C’est chaud le jeu vidéo aujourd’hui. Tout le monde sort son jeu, qu’il soit raté ou réussi, en retard ou innovant, cher ou gratos… C’est dingue. Moi, je veux bien qu’on propose un jeu à 80 balles en day one, mais y a quand même un truc qui ne va vraiment pas.

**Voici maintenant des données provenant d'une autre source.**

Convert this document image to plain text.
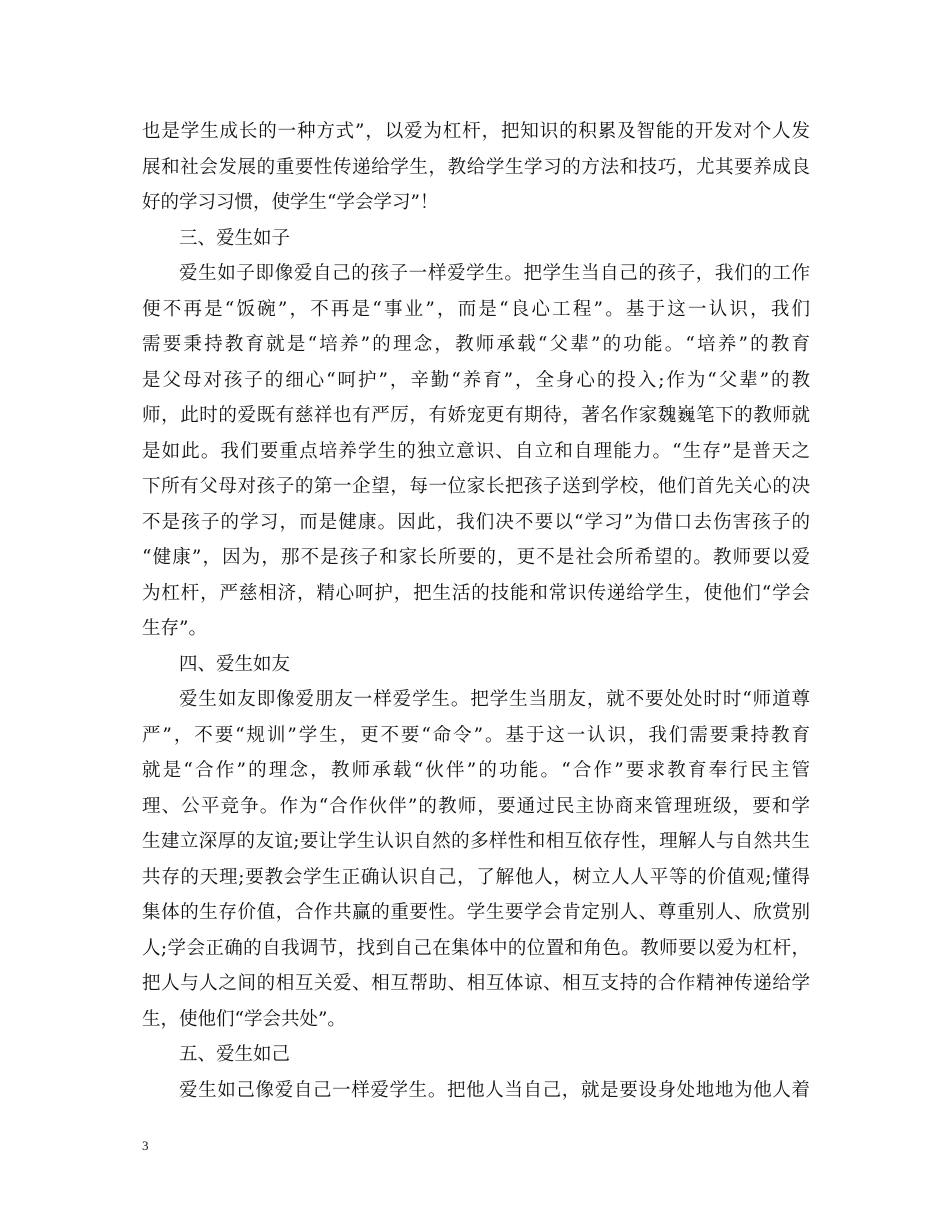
也是学生成长的一种方式”，以爱为杠杆，把知识的积累及智能的开发对个人发
展和社会发展的重要性传递给学生，教给学生学习的方法和技巧，尤其要养成良
好的学习习惯，使学生“学会学习”！
三、爱生如子
爱生如子即像爱自己的孩子一样爱学生。把学生当自己的孩子，我们的工作
便不再是“饭碗”，不再是“事业”，而是“良心工程”。基于这一认识，我们
需要秉持教育就是“培养”的理念，教师承载“父辈”的功能。“培养”的教育
是父母对孩子的细心“呵护”，辛勤“养育”，全身心的投入;作为“父辈”的教
师，此时的爱既有慈祥也有严厉，有娇宠更有期待，著名作家魏巍笔下的教师就
是如此。我们要重点培养学生的独立意识、自立和自理能力。“生存”是普天之
下所有父母对孩子的第一企望，每一位家长把孩子送到学校，他们首先关心的决
不是孩子的学习，而是健康。因此，我们决不要以“学习”为借口去伤害孩子的
“健康”，因为，那不是孩子和家长所要的，更不是社会所希望的。教师要以爱
为杠杆，严慈相济，精心呵护，把生活的技能和常识传递给学生，使他们“学会
生存”。
四、爱生如友
爱生如友即像爱朋友一样爱学生。把学生当朋友，就不要处处时时“师道尊
严”，不要“规训”学生，更不要“命令”。基于这一认识，我们需要秉持教育
就是“合作”的理念，教师承载“伙伴”的功能。“合作”要求教育奉行民主管
理、公平竞争。作为“合作伙伴”的教师，要通过民主协商来管理班级，要和学
生建立深厚的友谊;要让学生认识自然的多样性和相互依存性，理解人与自然共生
共存的天理;要教会学生正确认识自己，了解他人，树立人人平等的价值观;懂得
集体的生存价值，合作共赢的重要性。学生要学会肯定别人、尊重别人、欣赏别
人;学会正确的自我调节，找到自己在集体中的位置和角色。教师要以爱为杠杆，
把人与人之间的相互关爱、相互帮助、相互体谅、相互支持的合作精神传递给学
生，使他们“学会共处”。
五、爱生如己
爱生如己像爱自己一样爱学生。把他人当自己，就是要设身处地地为他人着
3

Jusqu’à la fin des 90’s, on avait une boîte, un manuel et parfois des suppléments comme des cartes, des goodies de storytelling, etc. ; peu de jeux proposaient des add-ons (l’ancêtre du DLC), chaque sortie ne réinventait pas la roue mais il y avait suffisamment à construire pour que l’on propose des trucs un peu nouveau à chaque fois. De temps à autre ça prenait, ou pas (et était oublié) et surtout le jeu était proposé entre 45 et 60 € (de l’époque). Ca faisait une blinde et il fallait faire super gaffe de pas acheter un truc court ou un concept « pourri » (entendez original). Raison pour laquelle on a eu une tétrachiée de FPS tous inspirés de Doom, de RTS à la C&C, Age of empires ou Warcraft II et de jeux de gestion : l’acheteur ne prenait pas de risque et le studio avait des chances de tout vendre. On peut dire que ça à créé de mauvaises habitudes chez les consommateurs et les éditeurs/studios. Et si on voulait payer son jeu moins cher, il fallait passer par l’occasion ou espérer un édition à bas prix (souvent 15 € après un ou deux ans, uniquement si le titre s’était bien vendu). Bref, à part le piratage, on n’avait pas grand moyen de se procurer un jeu à pas cher.
Or aujourd’hui les jeux coutent 80 €, sont gavés de DLC et autres micro-transactions, n’ont plus de notice, de boîte ou carrément ne sont plus proposés en édition physique. Ca baisse les couts de distribution, de vente et flingue le marché de l’occasion. Ou alors il y a les « petits » jeux, les « indés » qui se vendent à 15/20€ (de plus en plus 30 ou 40 mais bon...) et qui proposent des jeux moins longs, plus « amateurs », dont on accèpte beaucoup plus facilement les imperfections.
Et tout ceci est bel et bon, car cela éclate le marché en proposant de multiples moyens de consommer le divertissement et le produit culturel, selon ses goûts, ses moyens et ses attentes. Si je suis assez pressé pour acheter Metal Gear Solid Delta dont j’ai très envie à 80 € avec des costumes inutiles, en dématérialisé, c’est ok. C’est pas très long, c’est très classique mais c’est de la super production et ça fait plaisir aux yeux. Ca n’envoie pas forcément un bon message à l’industrie mais tant pis. Et si je veux un jeu plus long, plus moche mais tout aussi classique, The King is watching est à 15€ et c’est aussi bonnard.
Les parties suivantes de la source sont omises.